The key insight is FP16 group-wise scaling. Each group of weights gets its own scaling factor stored at full precision, while the actual weight values collapse to ternary or binary. This hybrid approach sacrifices some compression for accuracy retention - pure 1-bit with no scaling would break down much faster.
The HN thread surfaced several practical concerns and discoveries.
On the quantization math: One commenter clarified that "1-bit models are actually 1.58 bit with three values +1, 0 and -1" - technically correct for the ternary variant. The true 1-bit binary version does use just two values, hence the 1.125 effective bits.

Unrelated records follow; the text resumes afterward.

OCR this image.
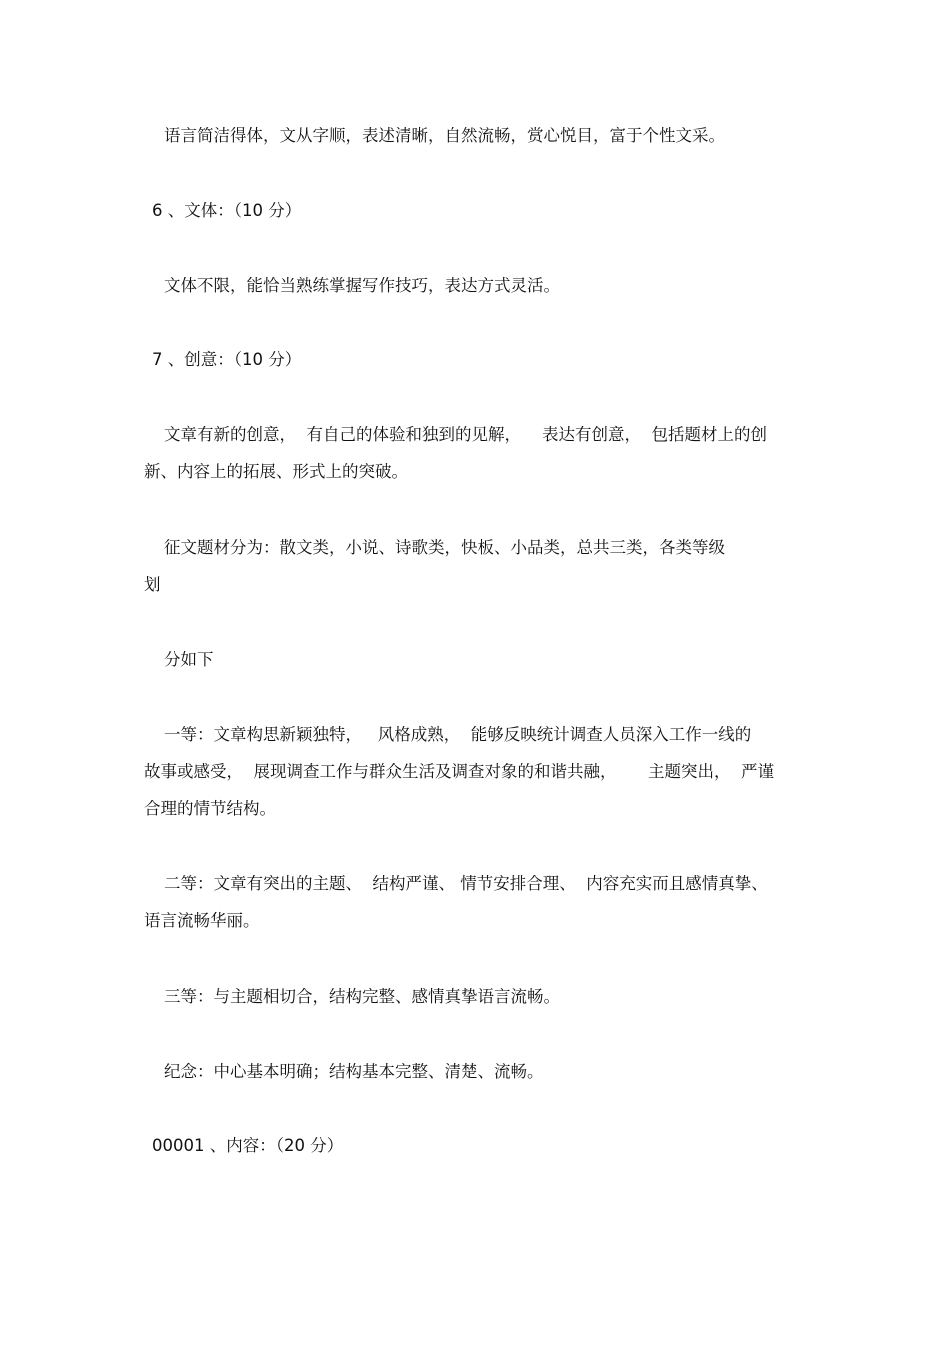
语言简洁得体，文从字顺，表述清晰，自然流畅，赏心悦目，富于个性文采。
6 、文体：（10 分）
文体不限，能恰当熟练掌握写作技巧，表达方式灵活。
7 、创意：（10 分）
文章有新的创意，  有自己的体验和独到的见解，    表达有创意，  包括题材上的创
新、内容上的拓展、形式上的突破。
征文题材分为：散文类，小说、诗歌类，快板、小品类，总共三类，各类等级
划
分如下
一等：文章构思新颖独特，   风格成熟，  能够反映统计调查人员深入工作一线的
故事或感受，  展现调查工作与群众生活及调查对象的和谐共融，      主题突出，  严谨
合理的情节结构。
二等：文章有突出的主题、  结构严谨、 情节安排合理、  内容充实而且感情真挚、
语言流畅华丽。
三等：与主题相切合，结构完整、感情真挚语言流畅。
纪念：中心基本明确；结构基本完整、清楚、流畅。
00001 、内容：（20 分）
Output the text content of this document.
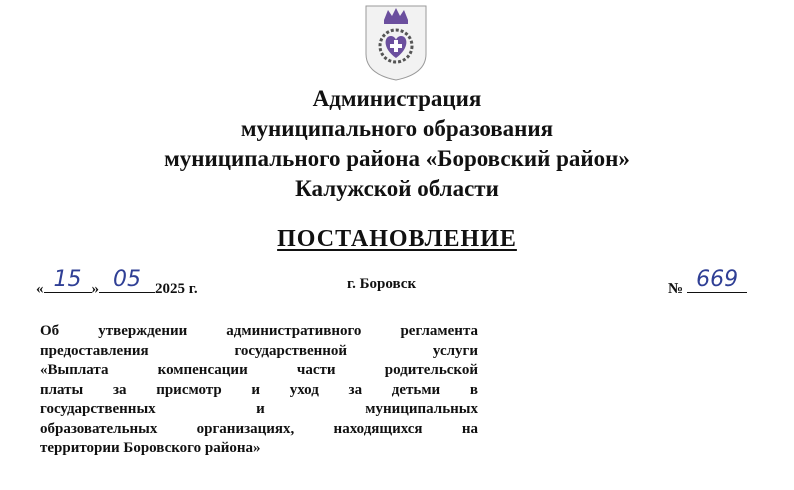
Администрация
муниципального образования
муниципального района «Боровский район»
Калужской области
ПОСТАНОВЛЕНИЕ
« 15 » 05 2025 г.	г. Боровск	№ 669
Об утверждении административного регламента
предоставления государственной услуги
«Выплата компенсации части родительской
платы за присмотр и уход за детьми в
государственных и муниципальных
образовательных организациях, находящихся на
территории Боровского района»
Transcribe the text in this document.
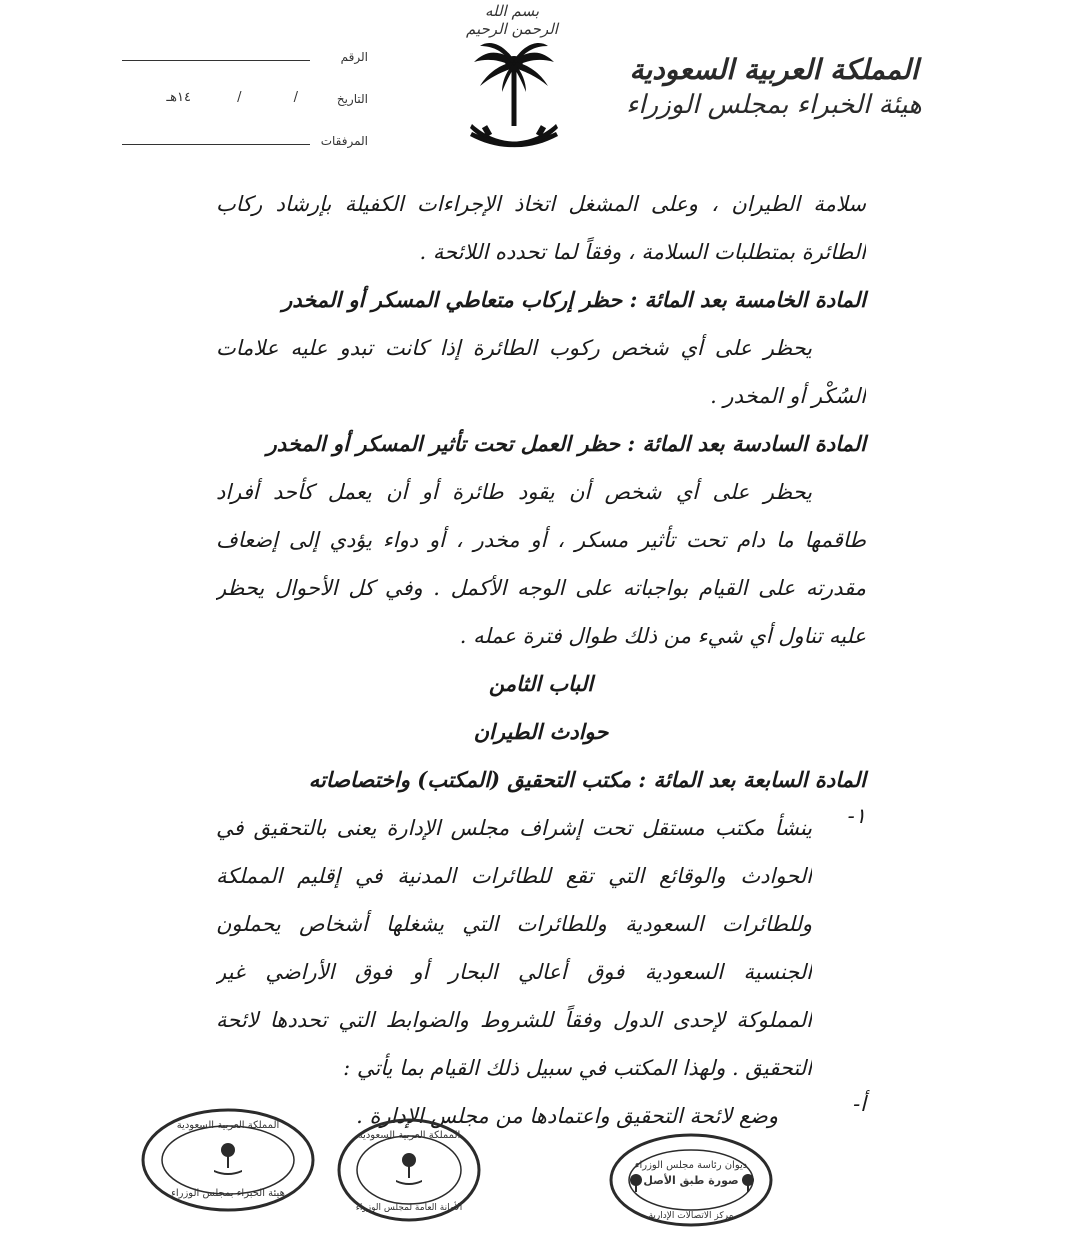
بسم الله الرحمن الرحيم
المملكة العربية السعودية
هيئة الخبراء بمجلس الوزراء
الرقم
التاريخ
/ / ١٤هـ
المرفقات
سلامة الطيران ، وعلى المشغل اتخاذ الإجراءات الكفيلة بإرشاد ركاب
الطائرة بمتطلبات السلامة ، وفقاً لما تحدده اللائحة .
المادة الخامسة بعد المائة : حظر إركاب متعاطي المسكر أو المخدر
يحظر على أي شخص ركوب الطائرة إذا كانت تبدو عليه علامات
السُكْر أو المخدر .
المادة السادسة بعد المائة : حظر العمل تحت تأثير المسكر أو المخدر
يحظر على أي شخص أن يقود طائرة أو أن يعمل كأحد أفراد
طاقمها ما دام تحت تأثير مسكر ، أو مخدر ، أو دواء يؤدي إلى إضعاف
مقدرته على القيام بواجباته على الوجه الأكمل . وفي كل الأحوال يحظر
عليه تناول أي شيء من ذلك طوال فترة عمله .
الباب الثامن
حوادث الطيران
المادة السابعة بعد المائة : مكتب التحقيق (المكتب) واختصاصاته
١-
ينشأ مكتب مستقل تحت إشراف مجلس الإدارة يعنى بالتحقيق في
الحوادث والوقائع التي تقع للطائرات المدنية في إقليم المملكة
وللطائرات السعودية وللطائرات التي يشغلها أشخاص يحملون
الجنسية السعودية فوق أعالي البحار أو فوق الأراضي غير
المملوكة لإحدى الدول وفقاً للشروط والضوابط التي تحددها لائحة
التحقيق . ولهذا المكتب في سبيل ذلك القيام بما يأتي :
أ-
وضع لائحة التحقيق واعتمادها من مجلس الإدارة .
ديوان رئاسة مجلس الوزراء
صورة طبق الأصل
مركز الاتصالات الإدارية
المملكة العربية السعودية
الأمانة العامة لمجلس الوزراء
المملكة العربية السعودية
هيئة الخبراء بمجلس الوزراء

Compared to alternatives: A user noted that "if you run the UD_Q2 variant (Unsloth) which does only post-training, the number is pretty close to 1-bit model here and the 5% drop in tool-call is significant than it suggests in real-life use cases." Post-training quantization versus native low-bit training appears to be a meaningful distinction.
Practical compatibility: Several users reported issues getting the models running in LM Studio - "I've tried a couple in LM Studio - the GGUF one and the MLX one - but neither worked there. Might be that LM Studio needs to upgrade their llama.cpp or MLX engines first." The models are available on Hugging Face but tooling support is still catching up.
Hardware fit: For those optimizing VRAM usage, one commenter asked what's possible with a 16GB GPU at 1.125 bits per weight. The math: 16GB / 1.125 bits = roughly 114B parameters, though real-world overhead reduces that.
Apple interest: According to CNBC reporting, Apple is "in talks" with PrismML about the compression technology - potentially for on-device AI features in future iPhones.
Edge cases: At least one Android user reported getting "!!!!!!!!!!!!!!" for answers - a reminder that bleeding-edge releases rarely work perfectly out of the box.
Bonsai 27B represents a milestone in the push toward on-device AI. A year ago, running models this size required cloud infrastructure or expensive workstations. Now it fits on a phone.
The implications extend beyond mobile. Edge deployment for privacy-sensitive applications, offline operation in areas with poor connectivity, reduced cloud costs for inference at scale - all become more feasible when model sizes drop by an order of magnitude.
Whether the 90% performance retention holds up for your specific use case is another question. Math and coding benchmarks reportedly stay near parity, but agentic tool-calling shows more degradation. Your mileage will vary.
The models are available under Apache 2.0 with native support for Apple devices (MLX) and NVIDIA GPUs (CUDA). Check the Hugging Face repository for the latest versions.